Il ne s’agit pas de faire un régime lambda, on en connait tous et dans la plupart des cas, effectivement, on perd du poids. Mais l’idée, c’est de perdre de façon localisée cette graisse qui est toxique pour l’organisme et de préserver sa masse musculaire. Donc ce n’est pas un simple régime qu’il faut suivre mais un véritable programme de perte de poids qui inclut un changement de mode de vie. Il faut limiter de façon drastique sa consommation de sucre, avoir une alimentation riche en protéines et bien sûr augmenter son activité physique et essayer de faire de ces bonnes pratiques de véritables habitudes de vie.
- Renforcer ses muscles abdominaux permet-il de réduire le tour de taille ?

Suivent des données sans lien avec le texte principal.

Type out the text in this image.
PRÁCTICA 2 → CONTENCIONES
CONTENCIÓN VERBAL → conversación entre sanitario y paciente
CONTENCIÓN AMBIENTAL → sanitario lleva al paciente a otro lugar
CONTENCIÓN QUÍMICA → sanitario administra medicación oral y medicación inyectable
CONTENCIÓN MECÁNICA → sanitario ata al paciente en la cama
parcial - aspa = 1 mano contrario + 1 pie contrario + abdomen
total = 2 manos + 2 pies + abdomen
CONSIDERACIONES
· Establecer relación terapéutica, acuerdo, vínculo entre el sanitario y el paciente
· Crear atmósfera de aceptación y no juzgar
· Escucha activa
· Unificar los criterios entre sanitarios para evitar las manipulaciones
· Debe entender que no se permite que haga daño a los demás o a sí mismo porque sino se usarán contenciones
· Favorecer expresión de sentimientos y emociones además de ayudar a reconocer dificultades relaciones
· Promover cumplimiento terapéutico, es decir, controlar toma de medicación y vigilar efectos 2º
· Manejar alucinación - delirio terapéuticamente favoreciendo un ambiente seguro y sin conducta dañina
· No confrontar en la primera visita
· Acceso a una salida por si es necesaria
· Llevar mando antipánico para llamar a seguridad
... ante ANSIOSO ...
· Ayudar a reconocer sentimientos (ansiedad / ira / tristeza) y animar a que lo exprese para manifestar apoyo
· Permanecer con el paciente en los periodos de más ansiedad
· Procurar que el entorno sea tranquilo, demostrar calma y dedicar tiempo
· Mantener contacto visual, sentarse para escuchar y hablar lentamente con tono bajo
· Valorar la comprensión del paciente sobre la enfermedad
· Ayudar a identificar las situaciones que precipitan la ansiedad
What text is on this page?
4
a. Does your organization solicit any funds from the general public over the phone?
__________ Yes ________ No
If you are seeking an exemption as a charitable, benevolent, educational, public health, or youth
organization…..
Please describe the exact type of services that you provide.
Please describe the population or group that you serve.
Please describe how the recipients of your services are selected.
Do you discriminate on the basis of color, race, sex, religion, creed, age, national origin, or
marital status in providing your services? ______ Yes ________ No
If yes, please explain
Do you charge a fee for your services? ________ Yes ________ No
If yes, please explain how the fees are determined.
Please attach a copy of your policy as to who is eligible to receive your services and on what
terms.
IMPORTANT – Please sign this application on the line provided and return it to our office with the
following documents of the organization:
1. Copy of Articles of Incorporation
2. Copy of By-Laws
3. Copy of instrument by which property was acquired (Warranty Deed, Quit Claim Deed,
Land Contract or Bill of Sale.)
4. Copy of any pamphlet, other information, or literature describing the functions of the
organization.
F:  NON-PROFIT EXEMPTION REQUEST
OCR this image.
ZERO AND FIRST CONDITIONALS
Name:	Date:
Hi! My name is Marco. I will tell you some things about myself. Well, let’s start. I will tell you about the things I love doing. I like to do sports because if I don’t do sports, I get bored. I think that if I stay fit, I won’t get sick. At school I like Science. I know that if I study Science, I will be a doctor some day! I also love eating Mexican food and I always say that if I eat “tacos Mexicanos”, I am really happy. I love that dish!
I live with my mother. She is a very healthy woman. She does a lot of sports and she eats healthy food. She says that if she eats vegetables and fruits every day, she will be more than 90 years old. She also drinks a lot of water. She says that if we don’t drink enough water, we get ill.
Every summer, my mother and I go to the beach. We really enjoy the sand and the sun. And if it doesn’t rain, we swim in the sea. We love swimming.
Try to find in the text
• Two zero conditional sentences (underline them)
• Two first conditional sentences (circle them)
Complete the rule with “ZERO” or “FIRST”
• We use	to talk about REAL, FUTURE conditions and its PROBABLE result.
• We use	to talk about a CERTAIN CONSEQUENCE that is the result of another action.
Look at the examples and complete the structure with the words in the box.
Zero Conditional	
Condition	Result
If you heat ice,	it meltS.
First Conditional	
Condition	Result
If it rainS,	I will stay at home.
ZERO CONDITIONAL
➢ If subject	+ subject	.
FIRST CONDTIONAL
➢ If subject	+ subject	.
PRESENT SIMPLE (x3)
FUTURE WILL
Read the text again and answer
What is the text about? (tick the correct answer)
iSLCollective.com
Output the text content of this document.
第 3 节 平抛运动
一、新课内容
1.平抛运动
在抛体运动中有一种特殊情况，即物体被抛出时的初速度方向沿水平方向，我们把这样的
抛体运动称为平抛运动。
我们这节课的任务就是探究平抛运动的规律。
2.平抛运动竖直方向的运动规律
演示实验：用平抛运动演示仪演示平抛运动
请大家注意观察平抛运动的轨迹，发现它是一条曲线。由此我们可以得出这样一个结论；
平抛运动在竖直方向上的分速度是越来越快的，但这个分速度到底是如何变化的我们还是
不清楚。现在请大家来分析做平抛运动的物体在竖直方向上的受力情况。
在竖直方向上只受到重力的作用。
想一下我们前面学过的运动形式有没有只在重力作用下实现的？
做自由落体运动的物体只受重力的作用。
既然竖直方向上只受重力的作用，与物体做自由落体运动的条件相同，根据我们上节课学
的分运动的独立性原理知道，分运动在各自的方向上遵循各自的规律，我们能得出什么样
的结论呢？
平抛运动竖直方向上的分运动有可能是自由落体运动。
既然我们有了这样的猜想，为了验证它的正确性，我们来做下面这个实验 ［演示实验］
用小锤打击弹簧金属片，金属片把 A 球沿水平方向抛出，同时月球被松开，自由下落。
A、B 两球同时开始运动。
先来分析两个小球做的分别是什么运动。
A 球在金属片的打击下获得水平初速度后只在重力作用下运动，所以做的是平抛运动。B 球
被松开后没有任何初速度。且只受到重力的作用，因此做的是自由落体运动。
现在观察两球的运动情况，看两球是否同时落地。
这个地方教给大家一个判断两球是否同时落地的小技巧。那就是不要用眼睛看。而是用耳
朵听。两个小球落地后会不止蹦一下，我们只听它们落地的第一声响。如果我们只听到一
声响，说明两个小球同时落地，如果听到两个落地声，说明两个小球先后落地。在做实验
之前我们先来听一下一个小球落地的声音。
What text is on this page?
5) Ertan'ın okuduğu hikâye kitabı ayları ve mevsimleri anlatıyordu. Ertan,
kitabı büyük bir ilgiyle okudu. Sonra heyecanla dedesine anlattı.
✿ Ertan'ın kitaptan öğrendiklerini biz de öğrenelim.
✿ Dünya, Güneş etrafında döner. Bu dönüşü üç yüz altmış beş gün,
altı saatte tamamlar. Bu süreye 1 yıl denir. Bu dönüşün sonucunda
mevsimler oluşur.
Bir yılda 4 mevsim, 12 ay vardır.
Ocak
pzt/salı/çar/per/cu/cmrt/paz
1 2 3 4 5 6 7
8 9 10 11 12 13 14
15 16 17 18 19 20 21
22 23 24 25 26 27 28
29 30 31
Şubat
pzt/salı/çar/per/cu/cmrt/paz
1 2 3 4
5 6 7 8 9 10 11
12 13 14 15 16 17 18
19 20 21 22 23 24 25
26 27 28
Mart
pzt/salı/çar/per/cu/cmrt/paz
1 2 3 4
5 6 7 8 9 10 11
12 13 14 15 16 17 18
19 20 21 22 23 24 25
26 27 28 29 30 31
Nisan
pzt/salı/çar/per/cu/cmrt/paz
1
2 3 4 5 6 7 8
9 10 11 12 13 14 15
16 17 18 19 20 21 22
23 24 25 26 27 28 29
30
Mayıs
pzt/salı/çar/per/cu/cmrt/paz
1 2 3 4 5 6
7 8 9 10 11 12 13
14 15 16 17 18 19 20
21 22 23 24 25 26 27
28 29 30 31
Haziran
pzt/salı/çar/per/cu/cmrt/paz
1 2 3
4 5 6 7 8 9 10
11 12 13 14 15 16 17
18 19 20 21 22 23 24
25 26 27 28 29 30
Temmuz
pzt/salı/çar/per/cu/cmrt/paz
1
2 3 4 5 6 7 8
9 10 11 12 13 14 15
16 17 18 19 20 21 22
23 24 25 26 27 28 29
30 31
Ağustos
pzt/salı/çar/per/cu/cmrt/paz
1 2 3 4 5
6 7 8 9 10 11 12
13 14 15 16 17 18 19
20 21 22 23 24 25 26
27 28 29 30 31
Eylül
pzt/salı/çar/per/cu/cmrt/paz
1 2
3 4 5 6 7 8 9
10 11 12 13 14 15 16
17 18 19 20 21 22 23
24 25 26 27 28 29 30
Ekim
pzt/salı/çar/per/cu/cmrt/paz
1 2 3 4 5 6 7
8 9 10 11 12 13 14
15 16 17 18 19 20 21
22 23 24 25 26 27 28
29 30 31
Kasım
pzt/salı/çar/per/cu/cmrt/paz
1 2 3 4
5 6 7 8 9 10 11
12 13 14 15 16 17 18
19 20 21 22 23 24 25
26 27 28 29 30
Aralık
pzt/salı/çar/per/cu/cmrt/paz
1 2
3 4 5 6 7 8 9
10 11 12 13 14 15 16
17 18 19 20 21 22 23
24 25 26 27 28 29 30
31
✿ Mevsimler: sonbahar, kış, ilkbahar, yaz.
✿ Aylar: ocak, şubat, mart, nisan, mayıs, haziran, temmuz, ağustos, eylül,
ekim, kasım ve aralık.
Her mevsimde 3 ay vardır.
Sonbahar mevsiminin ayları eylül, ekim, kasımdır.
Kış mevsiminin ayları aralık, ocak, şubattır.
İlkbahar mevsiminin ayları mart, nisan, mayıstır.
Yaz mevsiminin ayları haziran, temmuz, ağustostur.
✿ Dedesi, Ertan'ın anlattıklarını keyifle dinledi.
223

Pas du tout ! Vous pouvez faire tous les abdominaux que vous voulez, cela va renforcer votre sangle abdominale, ce qui n’est pas inintéressant, mais par contre pour faire fondre les graisses localisées il vaut mieux avoir une activité physique que les experts ont définie comme utilisant 60 % de sa puissance cardiaque, ce qui revient à faire du sport sans être essoufflé. Cela inclut la marche rapide, le vélo mais à intensité modérée, des activités que l’on peut pratiquer de façon régulière.
- Existe-t-il d'autres traitements que ceux concernant l'alimentation et l'activité physique ?
A part les changements à son mode de vie, il n’y a pas de façon de traiter de façon homogène toutes les pathologies qui découlent d’un tour de taille trop important.
- Vous avez souligné l'absence fréquente de mesure du tour de taille dans le soin courant. A quoi est-ce dû ?
Effectivement, on n'informe pas suffisamment sur l'importance de cette mesure. C'est un sujet qui est assez récent et les médecins ne sont peut-être pas assez sensibilisés sur tous les mécanismes physio-pathologiques qui entraînent l’apparition de ces foyers ectopiques de graisse. Ils n’ont pas forcément les bons outils pour aider leurs patients à maigrir de façon appropriée.